As a benchmarking tool, we use FIO [2], which is run multiple times, adjusting the number of available CPU cores and the memory capacity by means of the Linux hotplug interface while controlling disk I/O speeds through Linux cgroups.
Our preliminary results reveal that for some workloads, increasing hardware resources does not yield proportional performance gains. Surprisingly, sequential I/O operations are not significantly influenced by additional CPU cores or memory, indicating that the lower tiers of the hierarchical storage model do not benefit enough to justify noteworthy resource increases.
In contrast, IOPS-intensive tasks benefit from increased resources (CPUs and RAM).
Finally, performance consistently improves as disk speeds increase, but only up to a certain point; this suggests that the maximum potential performance of the disks is never fully realized in practice.

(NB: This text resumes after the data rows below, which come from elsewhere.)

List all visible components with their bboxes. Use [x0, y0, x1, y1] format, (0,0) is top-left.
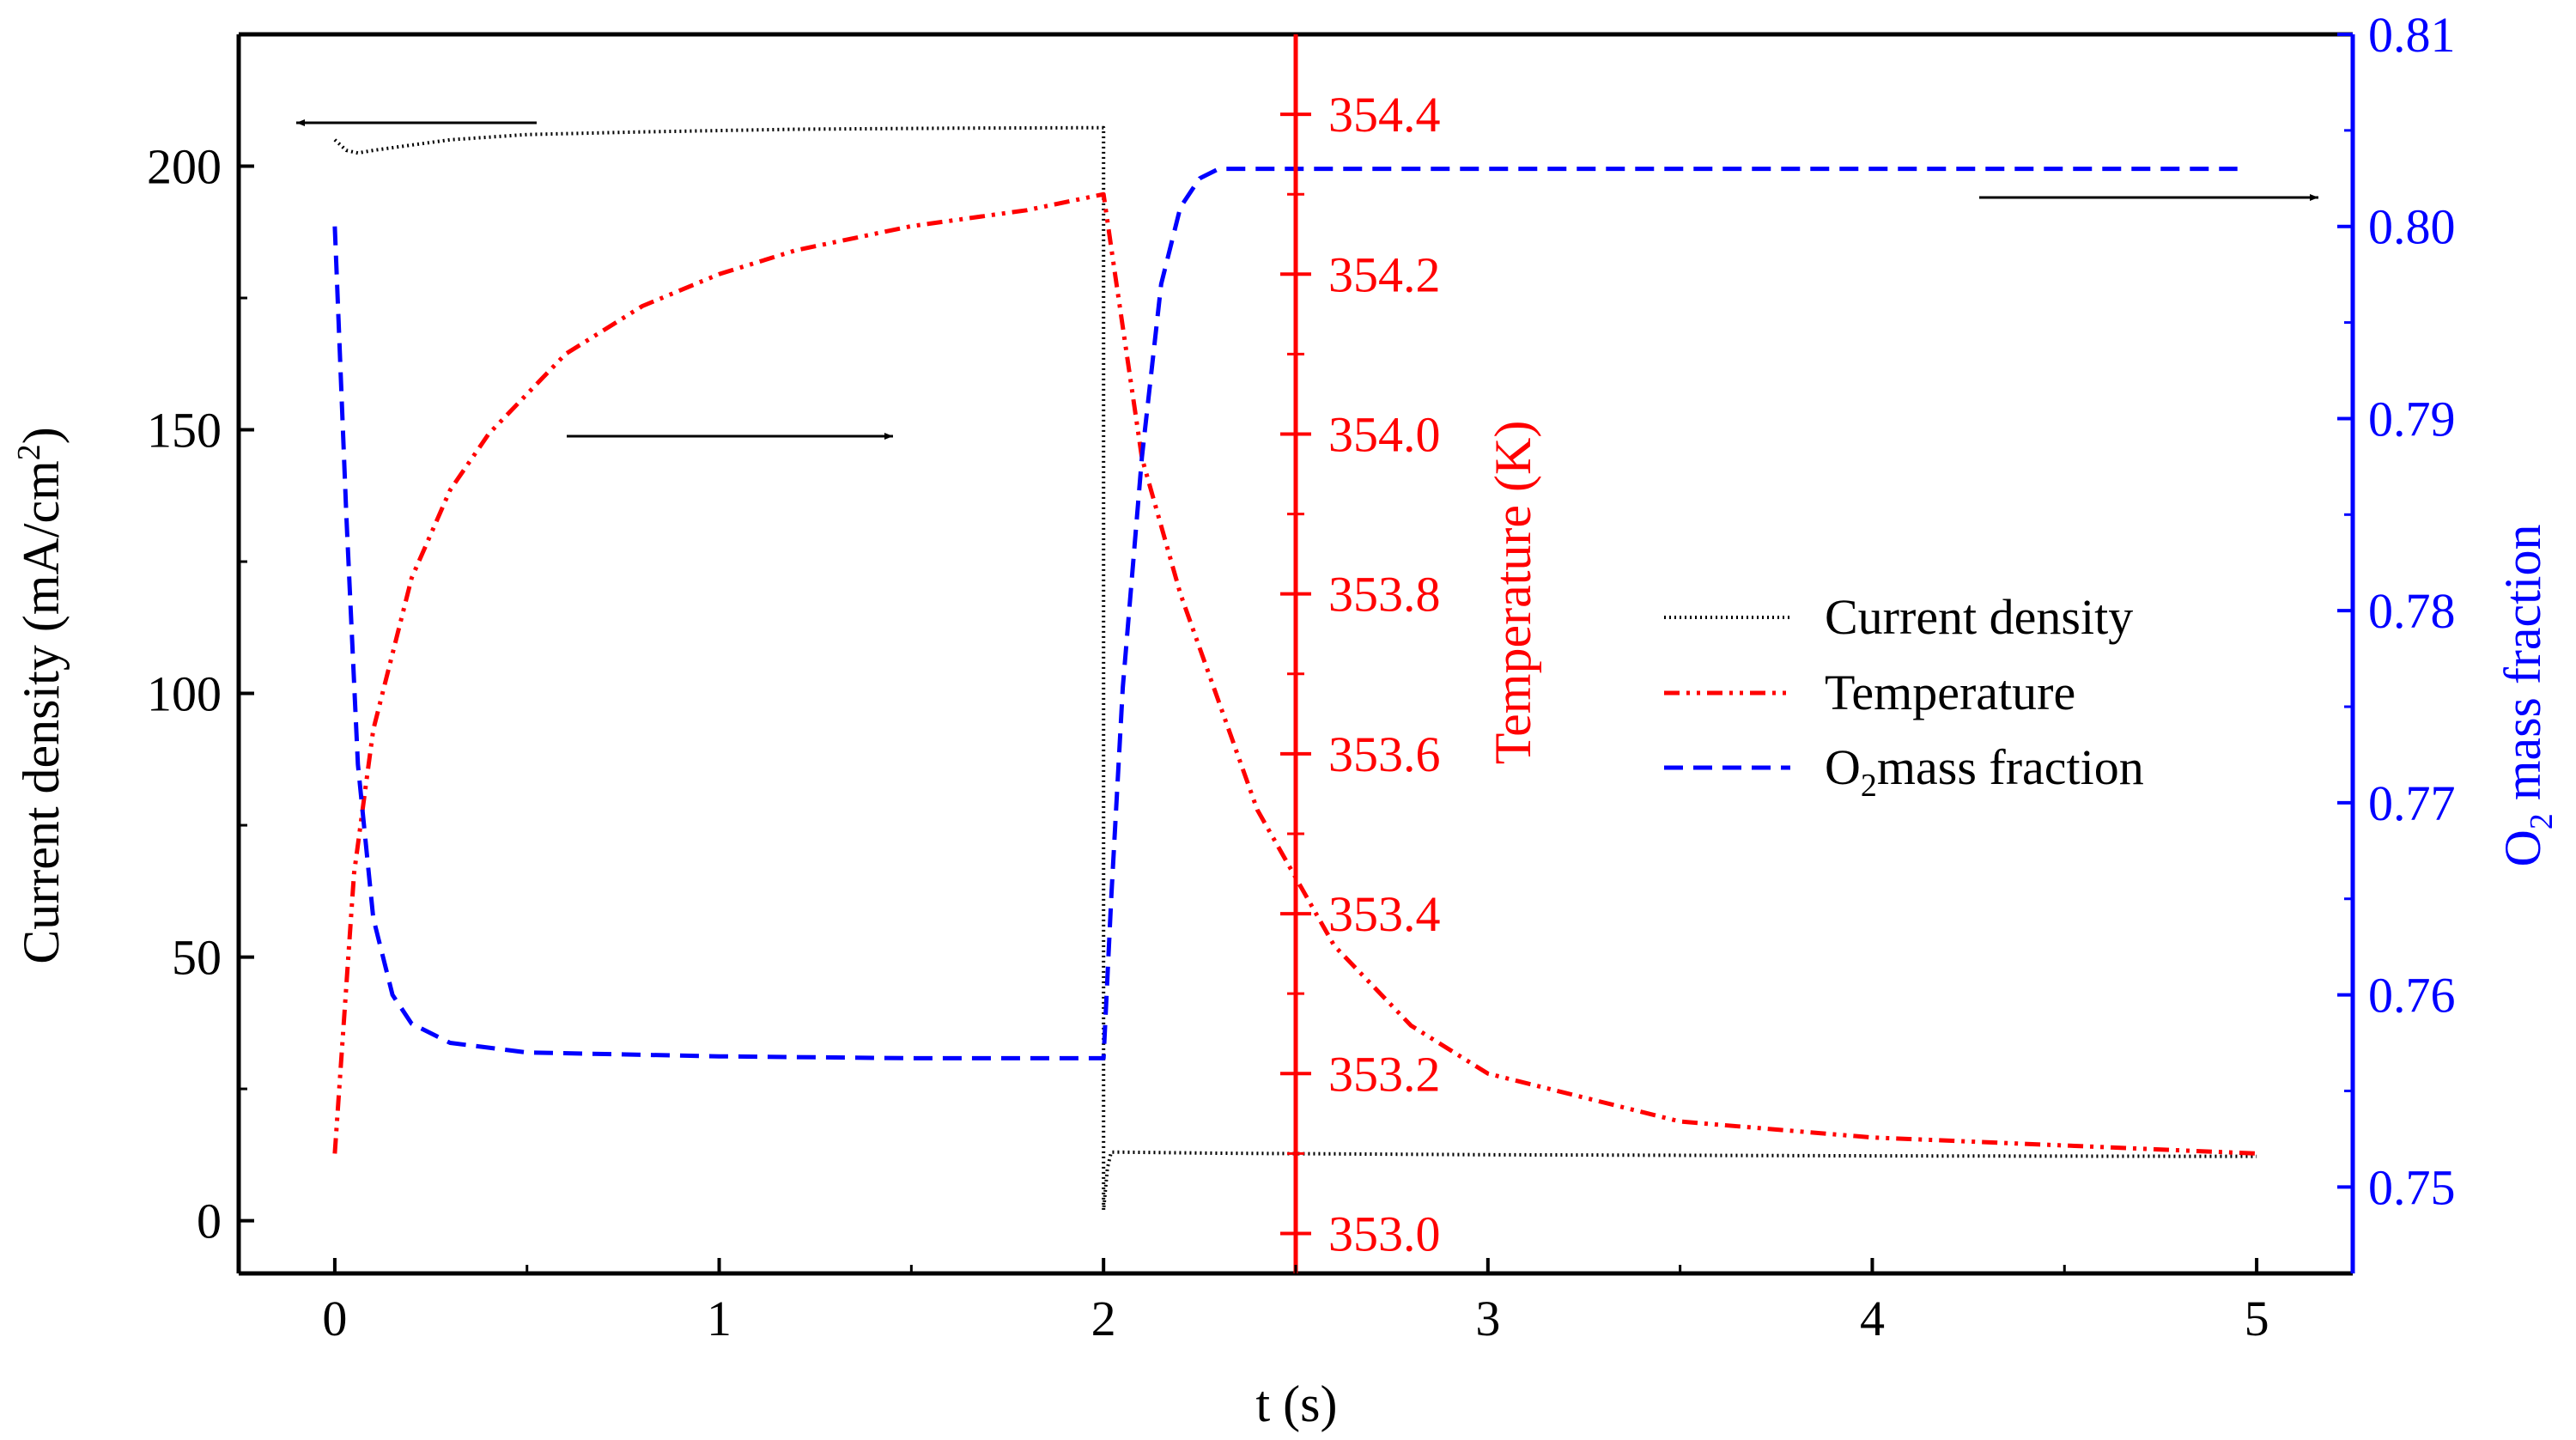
- series-line-temperature: [332, 191, 2257, 1156]
- ticks-layer: 0 1 2 3 4 5050100150200353.0353.2353.4353.635…: [147, 7, 2456, 1346]
- left-tick-label: 50: [172, 930, 222, 986]
- x-tick-label: 1: [707, 1291, 732, 1346]
- right-axis-label-prefix: O: [2494, 829, 2551, 866]
- temperature-tick-label: 353.8: [1328, 567, 1441, 623]
- legend-label-temperature: Temperature: [1825, 665, 2075, 720]
- temperature-tick-label: 353.6: [1328, 726, 1441, 782]
- left-axis-label-suffix: ): [13, 427, 70, 444]
- axes-layer: [236, 32, 2355, 1276]
- x-tick-label: 5: [2245, 1291, 2269, 1346]
- series-line-o2mass-fraction: [332, 167, 2238, 1060]
- temperature-tick-label: 354.4: [1328, 87, 1441, 143]
- series-layer: [332, 125, 2257, 1212]
- temperature-axis-label: Temperature (K): [1485, 421, 1541, 765]
- x-tick-label: 3: [1475, 1291, 1500, 1346]
- left-axis-label-sup: 2: [11, 444, 47, 460]
- legend-o2-sub: 2: [1861, 768, 1877, 804]
- left-tick-label: 200: [147, 139, 222, 195]
- right-tick-label: 0.78: [2368, 583, 2456, 639]
- series-line-current-density: [333, 125, 2257, 1212]
- left-axis-label-prefix: Current density (mA/cm: [13, 460, 70, 964]
- temperature-tick-label: 354.0: [1328, 406, 1441, 462]
- temperature-tick-label: 353.0: [1328, 1206, 1441, 1261]
- right-tick-label: 0.75: [2368, 1159, 2456, 1215]
- right-tick-label: 0.81: [2368, 7, 2456, 63]
- temperature-tick-label: 353.4: [1328, 886, 1441, 942]
- x-tick-label: 4: [1860, 1291, 1885, 1346]
- legend: Current density Temperature O2mass fract…: [1664, 589, 2144, 804]
- left-tick-label: 100: [147, 666, 222, 722]
- right-tick-label: 0.80: [2368, 199, 2456, 255]
- temperature-tick-label: 353.2: [1328, 1046, 1441, 1102]
- legend-label-o2-mass-fraction: O2mass fraction: [1825, 739, 2144, 804]
- right-axis-label: O2 mass fraction: [2494, 525, 2560, 867]
- legend-o2-rest: mass fraction: [1877, 739, 2144, 795]
- left-axis-label: Current density (mA/cm2): [11, 427, 70, 964]
- x-tick-label: 0: [322, 1291, 347, 1346]
- left-tick-label: 0: [197, 1194, 222, 1249]
- right-tick-label: 0.79: [2368, 391, 2456, 447]
- left-tick-label: 150: [147, 403, 222, 459]
- x-axis-label: t (s): [1256, 1376, 1338, 1432]
- legend-o2-letter: O: [1825, 739, 1861, 795]
- right-tick-label: 0.76: [2368, 968, 2456, 1024]
- x-tick-label: 2: [1091, 1291, 1116, 1346]
- right-axis-label-sub: 2: [2524, 813, 2560, 829]
- right-tick-label: 0.77: [2368, 775, 2456, 831]
- right-axis-label-suffix: mass fraction: [2494, 525, 2551, 814]
- legend-label-current-density: Current density: [1825, 589, 2133, 645]
- temperature-tick-label: 354.2: [1328, 246, 1441, 302]
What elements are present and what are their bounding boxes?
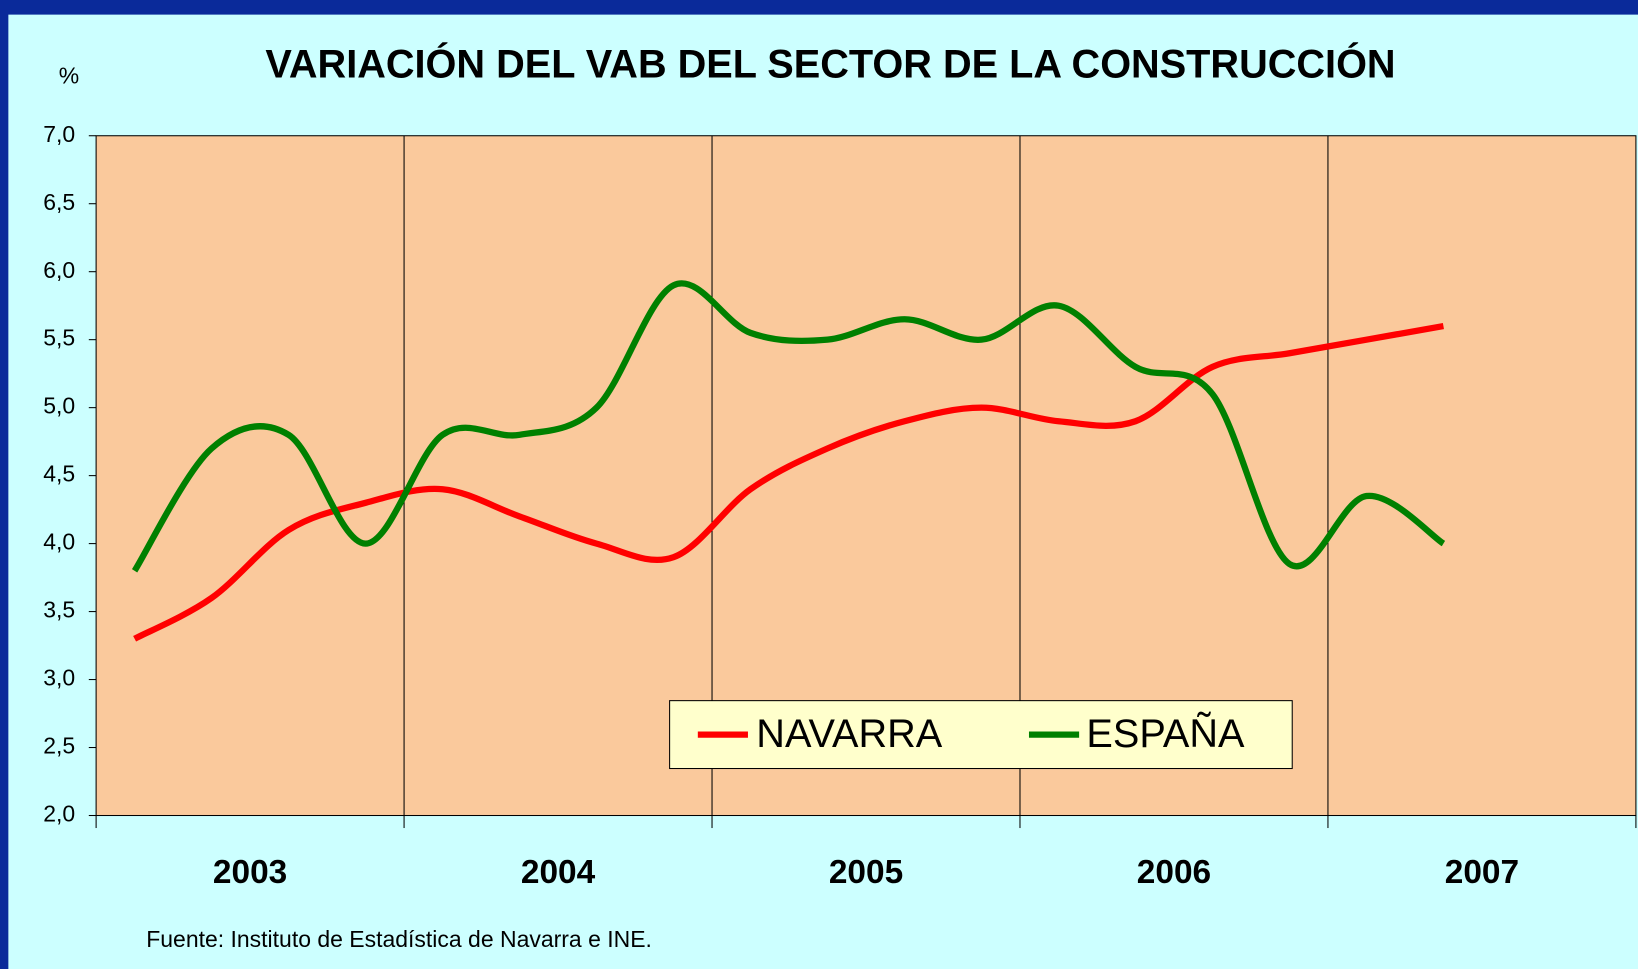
y-tick-label: 6,5	[43, 189, 75, 215]
chart-title: VARIACIÓN DEL VAB DEL SECTOR DE LA CONST…	[265, 42, 1395, 86]
plot-border	[95, 135, 1637, 817]
series-line	[131, 280, 1446, 573]
legend-box	[669, 700, 1293, 770]
y-tick-label: 4,5	[43, 461, 75, 487]
y-tick-label: 6,0	[43, 257, 75, 283]
y-tick-label: 4,0	[43, 529, 75, 555]
series-line	[133, 322, 1444, 642]
x-group-label: 2003	[213, 854, 287, 891]
y-tick-label: 2,5	[43, 733, 75, 759]
legend-label: ESPAÑA	[1086, 712, 1245, 756]
legend-label: NAVARRA	[756, 712, 942, 756]
y-tick-label: 3,5	[43, 597, 75, 623]
x-group-label: 2005	[829, 854, 903, 891]
source: Fuente: Instituto de Estadística de Nava…	[146, 926, 652, 952]
y-tick-label: 5,0	[43, 393, 75, 419]
y-tick-label: 5,5	[43, 325, 75, 351]
y-tick-label: 7,0	[43, 121, 75, 147]
y-tick-label: 3,0	[43, 665, 75, 691]
y-tick-label: 2,0	[43, 801, 75, 827]
y-unit: %	[59, 62, 79, 88]
x-group-label: 2004	[521, 854, 596, 891]
x-group-label: 2007	[1445, 854, 1519, 891]
x-group-label: 2006	[1137, 854, 1211, 891]
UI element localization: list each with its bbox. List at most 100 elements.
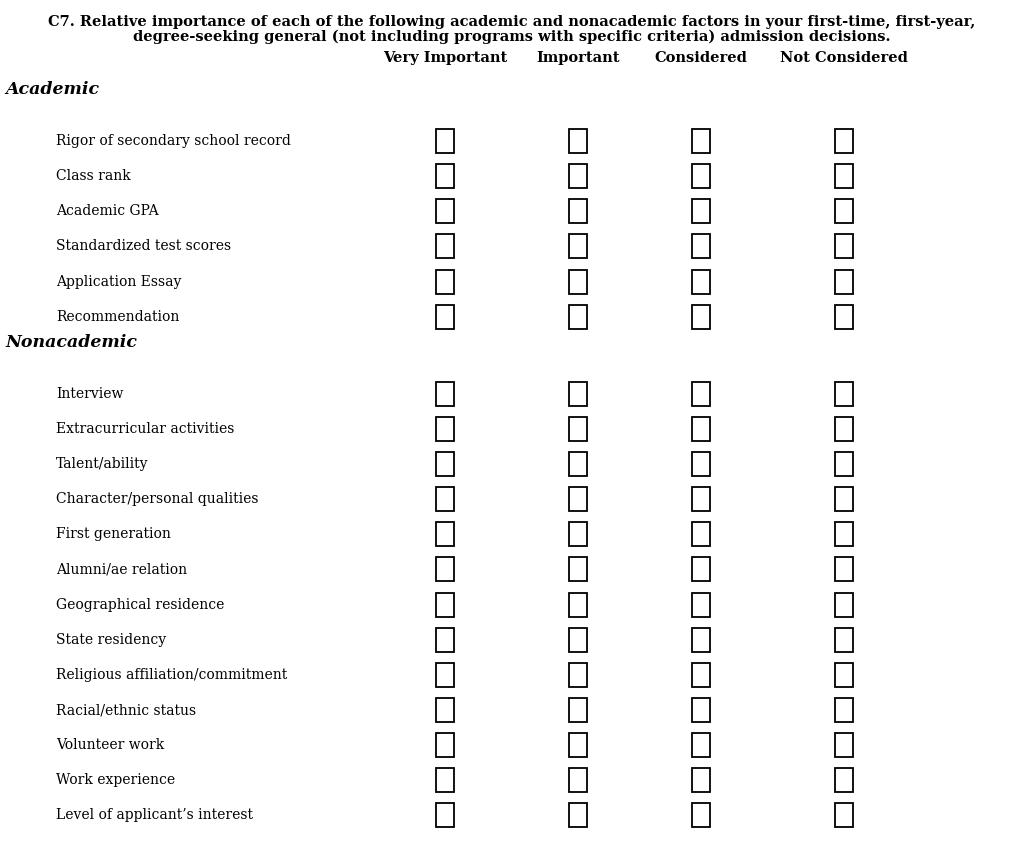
Text: C7. Relative importance of each of the following academic and nonacademic factor: C7. Relative importance of each of the f… bbox=[48, 15, 975, 28]
Text: Very Important: Very Important bbox=[383, 51, 507, 65]
Bar bbox=[569, 200, 587, 224]
Bar bbox=[569, 523, 587, 547]
Bar bbox=[692, 129, 710, 153]
Text: State residency: State residency bbox=[56, 632, 167, 647]
Bar bbox=[436, 235, 454, 259]
Bar bbox=[692, 382, 710, 406]
Bar bbox=[692, 200, 710, 224]
Text: Geographical residence: Geographical residence bbox=[56, 597, 225, 612]
Bar bbox=[436, 734, 454, 758]
Text: degree-seeking general (not including programs with specific criteria) admission: degree-seeking general (not including pr… bbox=[133, 30, 890, 45]
Text: Academic GPA: Academic GPA bbox=[56, 204, 159, 219]
Bar bbox=[569, 769, 587, 793]
Bar bbox=[835, 698, 853, 722]
Bar bbox=[569, 628, 587, 652]
Bar bbox=[835, 734, 853, 758]
Bar bbox=[436, 165, 454, 189]
Bar bbox=[569, 417, 587, 441]
Bar bbox=[436, 417, 454, 441]
Text: Nonacademic: Nonacademic bbox=[5, 334, 137, 351]
Bar bbox=[569, 165, 587, 189]
Text: Level of applicant’s interest: Level of applicant’s interest bbox=[56, 808, 254, 823]
Text: Talent/ability: Talent/ability bbox=[56, 457, 148, 471]
Bar bbox=[436, 523, 454, 547]
Bar bbox=[835, 200, 853, 224]
Bar bbox=[569, 558, 587, 582]
Bar bbox=[835, 417, 853, 441]
Bar bbox=[835, 165, 853, 189]
Bar bbox=[569, 698, 587, 722]
Bar bbox=[835, 235, 853, 259]
Bar bbox=[835, 523, 853, 547]
Bar bbox=[569, 734, 587, 758]
Bar bbox=[692, 235, 710, 259]
Text: Recommendation: Recommendation bbox=[56, 309, 180, 324]
Bar bbox=[692, 452, 710, 476]
Text: Character/personal qualities: Character/personal qualities bbox=[56, 492, 259, 506]
Bar bbox=[692, 734, 710, 758]
Bar bbox=[835, 628, 853, 652]
Bar bbox=[569, 382, 587, 406]
Text: First generation: First generation bbox=[56, 527, 171, 542]
Bar bbox=[436, 488, 454, 512]
Bar bbox=[569, 270, 587, 294]
Bar bbox=[436, 270, 454, 294]
Text: Considered: Considered bbox=[655, 51, 747, 65]
Text: Religious affiliation/commitment: Religious affiliation/commitment bbox=[56, 668, 287, 682]
Bar bbox=[835, 270, 853, 294]
Bar bbox=[569, 305, 587, 329]
Bar bbox=[692, 270, 710, 294]
Bar bbox=[692, 488, 710, 512]
Bar bbox=[835, 129, 853, 153]
Text: Volunteer work: Volunteer work bbox=[56, 738, 165, 752]
Bar bbox=[569, 804, 587, 828]
Bar bbox=[436, 305, 454, 329]
Text: Work experience: Work experience bbox=[56, 773, 175, 788]
Text: Important: Important bbox=[536, 51, 620, 65]
Bar bbox=[692, 769, 710, 793]
Bar bbox=[835, 769, 853, 793]
Bar bbox=[692, 305, 710, 329]
Bar bbox=[436, 804, 454, 828]
Bar bbox=[835, 382, 853, 406]
Bar bbox=[692, 558, 710, 582]
Bar bbox=[692, 663, 710, 687]
Bar bbox=[436, 452, 454, 476]
Bar bbox=[692, 628, 710, 652]
Bar bbox=[692, 523, 710, 547]
Bar bbox=[436, 558, 454, 582]
Bar bbox=[436, 769, 454, 793]
Bar bbox=[436, 698, 454, 722]
Text: Alumni/ae relation: Alumni/ae relation bbox=[56, 562, 187, 577]
Bar bbox=[436, 382, 454, 406]
Bar bbox=[692, 698, 710, 722]
Text: Rigor of secondary school record: Rigor of secondary school record bbox=[56, 134, 292, 148]
Bar bbox=[835, 593, 853, 617]
Bar bbox=[436, 200, 454, 224]
Bar bbox=[569, 663, 587, 687]
Bar bbox=[835, 305, 853, 329]
Bar bbox=[835, 663, 853, 687]
Bar bbox=[692, 165, 710, 189]
Bar bbox=[692, 804, 710, 828]
Bar bbox=[569, 593, 587, 617]
Text: Application Essay: Application Essay bbox=[56, 274, 182, 289]
Bar bbox=[436, 593, 454, 617]
Text: Standardized test scores: Standardized test scores bbox=[56, 239, 231, 254]
Bar bbox=[692, 593, 710, 617]
Text: Not Considered: Not Considered bbox=[780, 51, 908, 65]
Bar bbox=[835, 488, 853, 512]
Bar bbox=[436, 628, 454, 652]
Text: Academic: Academic bbox=[5, 81, 99, 99]
Text: Extracurricular activities: Extracurricular activities bbox=[56, 422, 234, 436]
Text: Class rank: Class rank bbox=[56, 169, 131, 183]
Bar bbox=[569, 129, 587, 153]
Bar bbox=[835, 452, 853, 476]
Bar bbox=[692, 417, 710, 441]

We are currently performing additional tests and examining different network configurations, including speed, link layer, and LAG settings, to achieve a comprehensive hardware analysis.
[1] Vasily Tarasov, Saumitra Bhanage, Erez Zadok, and Margo Seltzer.
"Benchmarking File System Benchmarking: It IS Rocket Science." Proceedings of the 13th Workshop on Hot Topics in Operating Systems
(HotOS XIII), May 2011. Napa, CA: USENIX Association.
[2] Jens Axboe. Flexible I/O Tester (fio). Version 1.2.0, 2022.